Mortgage rates held surprisingly steady today, even though underlying bond markets were in noticeably weaker territory.  As bonds weaken, rates normally move higher, but there's been a bit of a disconnect recently.  In light of our discussion last week, perhaps it isn't so surprising.  We had anticipated that mortgage rates would start out with an advantage this week because they didn't move much lower at the end of last week even though bond markets were stronger.  In other words, bond markets are suggesting rates should be right about where they were on Thursday afternoon, and that's exactly where they are.

Naturally, this means that we no longer have the same sort of implicit advantage we enjoyed on Friday afternoon heading into the weekend.  As such, it's definitely safer to lean back toward locking.  The most prevalently-quoted conventional 30yr fixed rate remains 3.625% on top tier scenarios, with a smattering of lenders still down at 3.5%.

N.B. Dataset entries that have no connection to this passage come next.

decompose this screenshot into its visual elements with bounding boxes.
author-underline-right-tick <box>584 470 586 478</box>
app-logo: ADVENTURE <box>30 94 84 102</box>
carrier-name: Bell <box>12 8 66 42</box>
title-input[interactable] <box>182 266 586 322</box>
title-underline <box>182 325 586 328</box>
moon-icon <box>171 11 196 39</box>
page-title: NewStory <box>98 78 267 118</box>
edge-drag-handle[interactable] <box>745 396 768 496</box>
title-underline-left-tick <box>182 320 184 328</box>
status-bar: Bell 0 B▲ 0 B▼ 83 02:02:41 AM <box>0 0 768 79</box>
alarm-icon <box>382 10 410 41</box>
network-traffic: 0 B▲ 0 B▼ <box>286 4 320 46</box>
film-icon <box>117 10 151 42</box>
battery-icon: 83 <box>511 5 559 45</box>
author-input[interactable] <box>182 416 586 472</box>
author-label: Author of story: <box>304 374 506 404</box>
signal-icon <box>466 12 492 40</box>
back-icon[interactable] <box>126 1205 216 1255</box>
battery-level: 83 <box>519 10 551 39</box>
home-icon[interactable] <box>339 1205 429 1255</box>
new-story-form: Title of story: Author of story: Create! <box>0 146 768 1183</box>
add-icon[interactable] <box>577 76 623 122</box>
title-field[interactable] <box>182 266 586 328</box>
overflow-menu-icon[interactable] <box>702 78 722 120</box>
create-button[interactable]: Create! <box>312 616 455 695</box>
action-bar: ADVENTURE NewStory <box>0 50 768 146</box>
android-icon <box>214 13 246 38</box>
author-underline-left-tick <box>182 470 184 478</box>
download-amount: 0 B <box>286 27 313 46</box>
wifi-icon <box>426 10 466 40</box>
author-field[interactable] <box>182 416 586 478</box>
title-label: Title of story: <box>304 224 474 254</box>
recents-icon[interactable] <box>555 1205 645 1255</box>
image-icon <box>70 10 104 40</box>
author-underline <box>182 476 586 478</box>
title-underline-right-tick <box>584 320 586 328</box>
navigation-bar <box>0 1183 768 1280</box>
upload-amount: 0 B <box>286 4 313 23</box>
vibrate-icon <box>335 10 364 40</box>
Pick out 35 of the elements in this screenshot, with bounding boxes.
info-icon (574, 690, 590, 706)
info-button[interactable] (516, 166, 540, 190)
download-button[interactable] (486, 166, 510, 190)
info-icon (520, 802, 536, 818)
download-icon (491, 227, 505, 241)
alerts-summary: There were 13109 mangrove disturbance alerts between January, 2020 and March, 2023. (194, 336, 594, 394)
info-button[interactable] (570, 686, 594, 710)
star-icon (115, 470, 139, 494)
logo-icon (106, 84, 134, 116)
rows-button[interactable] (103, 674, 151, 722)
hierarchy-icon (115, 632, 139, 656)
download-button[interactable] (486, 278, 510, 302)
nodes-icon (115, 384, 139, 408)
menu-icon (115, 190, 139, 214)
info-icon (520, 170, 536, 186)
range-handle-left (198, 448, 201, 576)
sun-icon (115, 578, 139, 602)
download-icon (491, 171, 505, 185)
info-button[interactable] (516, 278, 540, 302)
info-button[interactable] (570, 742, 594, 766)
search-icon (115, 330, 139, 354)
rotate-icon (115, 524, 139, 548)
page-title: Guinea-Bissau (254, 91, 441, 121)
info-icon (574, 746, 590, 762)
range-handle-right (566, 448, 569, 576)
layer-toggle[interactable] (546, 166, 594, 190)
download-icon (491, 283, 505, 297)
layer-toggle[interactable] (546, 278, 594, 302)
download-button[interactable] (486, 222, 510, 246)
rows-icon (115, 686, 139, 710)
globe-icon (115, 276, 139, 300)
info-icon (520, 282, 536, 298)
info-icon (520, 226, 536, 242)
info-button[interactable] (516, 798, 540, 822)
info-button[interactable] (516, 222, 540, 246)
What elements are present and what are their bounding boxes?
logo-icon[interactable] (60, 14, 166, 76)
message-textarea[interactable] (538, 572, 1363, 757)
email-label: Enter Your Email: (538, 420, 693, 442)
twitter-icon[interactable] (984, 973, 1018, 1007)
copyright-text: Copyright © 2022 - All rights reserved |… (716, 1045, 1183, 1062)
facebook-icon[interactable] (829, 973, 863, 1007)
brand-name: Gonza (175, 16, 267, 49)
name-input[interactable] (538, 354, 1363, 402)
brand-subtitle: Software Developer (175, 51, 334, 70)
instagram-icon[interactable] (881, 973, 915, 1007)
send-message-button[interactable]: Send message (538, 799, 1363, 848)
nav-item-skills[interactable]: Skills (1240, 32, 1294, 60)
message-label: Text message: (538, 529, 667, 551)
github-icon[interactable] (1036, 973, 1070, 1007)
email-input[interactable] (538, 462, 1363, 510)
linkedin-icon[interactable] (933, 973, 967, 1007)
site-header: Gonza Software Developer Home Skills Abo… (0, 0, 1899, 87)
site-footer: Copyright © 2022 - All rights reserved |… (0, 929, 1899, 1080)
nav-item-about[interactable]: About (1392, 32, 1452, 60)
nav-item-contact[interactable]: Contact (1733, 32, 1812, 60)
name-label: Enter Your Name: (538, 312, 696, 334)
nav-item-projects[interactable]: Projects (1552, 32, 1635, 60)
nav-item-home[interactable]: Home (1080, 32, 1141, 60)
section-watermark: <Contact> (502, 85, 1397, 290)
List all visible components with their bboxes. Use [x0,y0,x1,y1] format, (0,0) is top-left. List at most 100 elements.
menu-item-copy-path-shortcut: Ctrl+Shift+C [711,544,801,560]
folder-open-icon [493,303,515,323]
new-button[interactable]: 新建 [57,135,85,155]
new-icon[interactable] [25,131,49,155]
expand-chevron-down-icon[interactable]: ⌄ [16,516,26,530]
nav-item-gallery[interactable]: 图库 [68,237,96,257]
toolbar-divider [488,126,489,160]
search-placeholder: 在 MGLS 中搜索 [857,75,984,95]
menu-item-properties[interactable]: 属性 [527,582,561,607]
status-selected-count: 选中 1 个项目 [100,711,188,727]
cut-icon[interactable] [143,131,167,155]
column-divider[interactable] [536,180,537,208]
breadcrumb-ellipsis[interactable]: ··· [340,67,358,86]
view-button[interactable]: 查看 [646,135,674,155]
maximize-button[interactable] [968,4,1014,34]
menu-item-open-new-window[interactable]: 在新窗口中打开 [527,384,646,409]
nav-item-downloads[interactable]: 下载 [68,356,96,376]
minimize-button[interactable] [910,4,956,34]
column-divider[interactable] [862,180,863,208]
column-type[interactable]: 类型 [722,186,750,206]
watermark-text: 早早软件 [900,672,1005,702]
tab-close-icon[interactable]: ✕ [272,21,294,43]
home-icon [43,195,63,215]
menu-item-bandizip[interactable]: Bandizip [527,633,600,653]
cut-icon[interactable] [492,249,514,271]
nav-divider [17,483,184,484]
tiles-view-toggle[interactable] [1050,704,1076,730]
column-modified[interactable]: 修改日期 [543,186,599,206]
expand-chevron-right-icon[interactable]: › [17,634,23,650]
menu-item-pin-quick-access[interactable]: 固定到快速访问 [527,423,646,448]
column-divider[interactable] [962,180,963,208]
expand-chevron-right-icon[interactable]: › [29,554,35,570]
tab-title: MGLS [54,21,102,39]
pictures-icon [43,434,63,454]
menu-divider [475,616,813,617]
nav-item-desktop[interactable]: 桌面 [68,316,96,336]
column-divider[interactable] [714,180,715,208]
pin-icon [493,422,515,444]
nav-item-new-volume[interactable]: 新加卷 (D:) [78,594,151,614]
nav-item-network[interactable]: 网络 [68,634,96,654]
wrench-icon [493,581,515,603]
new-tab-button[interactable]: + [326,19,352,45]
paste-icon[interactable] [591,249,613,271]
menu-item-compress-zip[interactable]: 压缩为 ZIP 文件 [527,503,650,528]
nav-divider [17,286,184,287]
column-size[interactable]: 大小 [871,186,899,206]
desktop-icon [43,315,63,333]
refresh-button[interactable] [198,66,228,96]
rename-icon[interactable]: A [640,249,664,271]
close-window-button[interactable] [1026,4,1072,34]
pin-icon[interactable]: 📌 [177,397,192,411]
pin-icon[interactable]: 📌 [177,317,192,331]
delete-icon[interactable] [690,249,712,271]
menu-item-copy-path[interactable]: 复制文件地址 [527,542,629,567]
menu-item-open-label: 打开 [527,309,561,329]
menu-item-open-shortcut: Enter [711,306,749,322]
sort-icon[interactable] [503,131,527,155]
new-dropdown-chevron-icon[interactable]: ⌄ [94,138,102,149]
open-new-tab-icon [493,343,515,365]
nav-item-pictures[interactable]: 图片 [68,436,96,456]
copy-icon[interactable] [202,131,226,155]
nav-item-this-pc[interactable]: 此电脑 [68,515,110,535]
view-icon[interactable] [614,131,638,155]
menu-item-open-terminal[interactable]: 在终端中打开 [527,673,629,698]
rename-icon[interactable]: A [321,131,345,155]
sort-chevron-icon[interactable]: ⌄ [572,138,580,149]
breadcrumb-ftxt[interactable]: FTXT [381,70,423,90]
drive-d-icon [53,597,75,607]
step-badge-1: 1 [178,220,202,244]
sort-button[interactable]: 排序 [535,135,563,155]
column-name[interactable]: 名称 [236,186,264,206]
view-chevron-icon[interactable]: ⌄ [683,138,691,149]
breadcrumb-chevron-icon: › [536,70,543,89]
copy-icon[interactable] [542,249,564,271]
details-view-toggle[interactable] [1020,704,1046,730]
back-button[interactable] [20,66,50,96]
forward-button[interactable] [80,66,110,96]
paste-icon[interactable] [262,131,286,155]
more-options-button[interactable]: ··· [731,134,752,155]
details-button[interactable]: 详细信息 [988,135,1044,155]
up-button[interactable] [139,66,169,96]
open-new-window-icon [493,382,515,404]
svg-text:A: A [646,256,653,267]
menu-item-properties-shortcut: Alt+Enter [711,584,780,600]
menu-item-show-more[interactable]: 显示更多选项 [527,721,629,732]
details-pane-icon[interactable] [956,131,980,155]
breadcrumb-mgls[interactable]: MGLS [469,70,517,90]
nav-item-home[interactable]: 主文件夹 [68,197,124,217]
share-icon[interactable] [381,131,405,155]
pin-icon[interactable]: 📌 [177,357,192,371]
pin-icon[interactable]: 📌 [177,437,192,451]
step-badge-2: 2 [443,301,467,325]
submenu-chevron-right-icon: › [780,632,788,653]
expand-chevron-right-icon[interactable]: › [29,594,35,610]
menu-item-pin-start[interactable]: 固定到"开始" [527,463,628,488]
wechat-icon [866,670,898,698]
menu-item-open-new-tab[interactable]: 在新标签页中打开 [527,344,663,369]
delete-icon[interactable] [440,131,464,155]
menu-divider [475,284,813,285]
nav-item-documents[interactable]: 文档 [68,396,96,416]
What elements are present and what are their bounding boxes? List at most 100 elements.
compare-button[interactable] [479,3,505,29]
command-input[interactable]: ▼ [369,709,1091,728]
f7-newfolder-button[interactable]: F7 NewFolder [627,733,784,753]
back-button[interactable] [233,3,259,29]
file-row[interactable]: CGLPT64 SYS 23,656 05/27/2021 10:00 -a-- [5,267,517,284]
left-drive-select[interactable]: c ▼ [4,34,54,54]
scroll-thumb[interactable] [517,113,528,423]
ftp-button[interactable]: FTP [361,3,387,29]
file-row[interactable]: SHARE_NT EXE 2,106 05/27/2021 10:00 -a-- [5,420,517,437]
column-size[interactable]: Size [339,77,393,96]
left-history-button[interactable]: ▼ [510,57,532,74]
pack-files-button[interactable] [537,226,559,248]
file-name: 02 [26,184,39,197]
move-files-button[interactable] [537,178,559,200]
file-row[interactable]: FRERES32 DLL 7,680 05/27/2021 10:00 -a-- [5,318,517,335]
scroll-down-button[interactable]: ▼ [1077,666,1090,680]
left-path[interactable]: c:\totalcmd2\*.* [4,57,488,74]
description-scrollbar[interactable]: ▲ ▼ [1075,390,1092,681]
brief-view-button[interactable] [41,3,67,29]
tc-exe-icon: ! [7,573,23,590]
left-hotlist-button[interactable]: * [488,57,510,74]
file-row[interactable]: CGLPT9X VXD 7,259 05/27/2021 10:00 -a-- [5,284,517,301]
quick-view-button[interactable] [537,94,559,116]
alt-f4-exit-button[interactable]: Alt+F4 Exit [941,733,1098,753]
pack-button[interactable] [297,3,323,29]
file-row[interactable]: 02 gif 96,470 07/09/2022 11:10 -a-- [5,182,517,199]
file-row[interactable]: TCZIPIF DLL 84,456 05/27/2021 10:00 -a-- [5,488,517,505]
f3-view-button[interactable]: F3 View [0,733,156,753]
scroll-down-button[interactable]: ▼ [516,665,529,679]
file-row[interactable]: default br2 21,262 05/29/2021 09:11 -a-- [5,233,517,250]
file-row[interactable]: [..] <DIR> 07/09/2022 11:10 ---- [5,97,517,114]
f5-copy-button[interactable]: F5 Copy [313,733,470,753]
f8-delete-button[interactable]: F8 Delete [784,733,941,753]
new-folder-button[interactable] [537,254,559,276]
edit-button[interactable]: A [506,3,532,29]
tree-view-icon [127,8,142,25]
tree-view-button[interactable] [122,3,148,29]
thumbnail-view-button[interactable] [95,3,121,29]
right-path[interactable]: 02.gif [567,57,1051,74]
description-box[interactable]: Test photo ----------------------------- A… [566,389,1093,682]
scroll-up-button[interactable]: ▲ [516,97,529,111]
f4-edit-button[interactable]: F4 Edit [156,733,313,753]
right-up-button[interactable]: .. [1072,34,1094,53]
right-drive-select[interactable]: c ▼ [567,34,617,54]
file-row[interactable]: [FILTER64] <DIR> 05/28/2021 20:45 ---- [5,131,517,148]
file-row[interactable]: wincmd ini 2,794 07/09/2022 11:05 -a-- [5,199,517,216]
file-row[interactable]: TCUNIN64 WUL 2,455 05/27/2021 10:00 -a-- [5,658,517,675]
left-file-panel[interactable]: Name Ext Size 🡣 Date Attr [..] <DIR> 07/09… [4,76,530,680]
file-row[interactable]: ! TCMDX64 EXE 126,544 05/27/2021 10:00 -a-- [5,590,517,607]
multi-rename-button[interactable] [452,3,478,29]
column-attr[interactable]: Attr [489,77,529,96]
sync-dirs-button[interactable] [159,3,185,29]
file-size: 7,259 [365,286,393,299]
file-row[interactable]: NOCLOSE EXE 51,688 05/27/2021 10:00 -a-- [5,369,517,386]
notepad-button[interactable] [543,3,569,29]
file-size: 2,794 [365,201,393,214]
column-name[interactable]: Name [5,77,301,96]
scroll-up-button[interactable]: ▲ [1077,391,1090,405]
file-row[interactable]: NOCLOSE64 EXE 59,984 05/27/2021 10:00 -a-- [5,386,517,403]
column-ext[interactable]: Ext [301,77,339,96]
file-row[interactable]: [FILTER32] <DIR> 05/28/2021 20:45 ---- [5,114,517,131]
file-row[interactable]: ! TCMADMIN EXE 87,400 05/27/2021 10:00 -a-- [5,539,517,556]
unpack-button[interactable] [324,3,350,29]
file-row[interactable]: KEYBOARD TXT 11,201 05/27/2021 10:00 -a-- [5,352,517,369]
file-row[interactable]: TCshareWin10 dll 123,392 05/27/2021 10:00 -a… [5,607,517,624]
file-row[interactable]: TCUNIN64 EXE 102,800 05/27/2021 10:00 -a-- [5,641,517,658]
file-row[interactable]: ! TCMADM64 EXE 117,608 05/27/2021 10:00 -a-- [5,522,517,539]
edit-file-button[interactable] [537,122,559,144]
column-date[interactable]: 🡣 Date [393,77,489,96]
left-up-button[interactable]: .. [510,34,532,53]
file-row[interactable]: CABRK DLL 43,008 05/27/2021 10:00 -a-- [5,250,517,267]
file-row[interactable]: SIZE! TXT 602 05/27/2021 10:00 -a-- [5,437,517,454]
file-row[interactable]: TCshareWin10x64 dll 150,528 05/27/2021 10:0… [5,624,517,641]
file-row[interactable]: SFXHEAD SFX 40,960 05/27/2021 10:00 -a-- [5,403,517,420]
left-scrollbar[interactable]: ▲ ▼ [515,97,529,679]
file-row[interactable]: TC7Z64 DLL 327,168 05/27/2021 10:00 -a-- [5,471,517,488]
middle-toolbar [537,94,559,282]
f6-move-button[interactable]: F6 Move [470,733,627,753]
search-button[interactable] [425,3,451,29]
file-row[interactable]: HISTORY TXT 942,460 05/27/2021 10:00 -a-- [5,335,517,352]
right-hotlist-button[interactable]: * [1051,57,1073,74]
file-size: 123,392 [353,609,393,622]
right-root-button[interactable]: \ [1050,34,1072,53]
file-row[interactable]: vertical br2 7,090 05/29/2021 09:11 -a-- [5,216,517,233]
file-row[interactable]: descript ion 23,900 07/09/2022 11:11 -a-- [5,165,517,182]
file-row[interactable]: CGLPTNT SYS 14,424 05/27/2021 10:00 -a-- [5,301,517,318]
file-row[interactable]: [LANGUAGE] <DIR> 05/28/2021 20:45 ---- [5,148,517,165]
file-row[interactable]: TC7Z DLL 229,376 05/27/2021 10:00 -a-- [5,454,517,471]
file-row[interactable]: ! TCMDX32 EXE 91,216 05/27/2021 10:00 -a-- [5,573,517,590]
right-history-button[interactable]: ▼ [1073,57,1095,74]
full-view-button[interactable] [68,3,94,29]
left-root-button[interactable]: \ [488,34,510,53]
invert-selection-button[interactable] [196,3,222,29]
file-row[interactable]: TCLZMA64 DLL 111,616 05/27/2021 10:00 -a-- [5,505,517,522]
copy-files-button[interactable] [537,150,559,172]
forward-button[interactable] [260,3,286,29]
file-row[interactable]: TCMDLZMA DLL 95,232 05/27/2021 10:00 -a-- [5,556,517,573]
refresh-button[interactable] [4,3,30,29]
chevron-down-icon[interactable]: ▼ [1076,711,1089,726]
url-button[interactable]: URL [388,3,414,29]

Loan Originator Perspective

"Bond markets backed off last week's gains today, dropping about 20 bps from loan pricing.  The losses came despite some bond friendly data, which is somewhat disconcerting.  We're still closer to the recent range's top than bottom, and I still have recommend locking early in the process for clients within 30 days of closing.  Tomorrow has meaningful data, including CPI and Fed minutes are released Wednesday.  It should be an eventful week, if you're floating, better keep an eye on markets." -Ted Rood, Senior Originator 


Today's Best-Execution Rates

  • 30YR FIXED - 3.5 - 3.625%
  • FHA/VA - 3.25%-3.5%
  • 15 YEAR FIXED - 3.00%
  • 5 YEAR ARMS -  2.75 - 3.25% depending on the lender


Ongoing Lock/Float Considerations

  • The Fed finally hiked on December 16th, causing fears of rising rates in 2016, but markets began the new year with rates moving surprisingly lower.  Major losses in stocks and oil prices were part of the same trend of investors moving away from risk.
  • After bottoming out fairly close to all-time lows in February, rates have seen only brief episodes of volatility in a low, narrow range.  

  • The Fed's most recent announcement at the end of April reinforced their cautious approach to rate hikes.  The last time that happened, stocks cheered, but this time they've been moving lower.  Bond markets like that, and they'll continue to like it until stocks prove they can break back above 2015 highs.
     
  • Even though the broader backdrop has taken a positive turn for rates, there are still tactical opportunities to lock.  In general, we look for any prolonged moves lower (i.e. 10 days in a row without moving higher) or any major low-rate milestones (i.e. 3-year lows).
     
  • As always, please keep in mind that the rates discussed generally refer to what we've termed 'best-execution' (that is, the most frequently quoted, conforming, conventional 30yr fixed rate for top tier borrowers, based not only on the outright price, but also 'bang-for-the-buck.'  Generally speaking, our best-execution rate tends to connote no origination or discount points--though this can vary--and tends to predict Freddie Mac's weekly survey with high accuracy.  It's safe to assume that our best-ex rate is the more timely and accurate of the two due to Freddie's once-a-week polling method).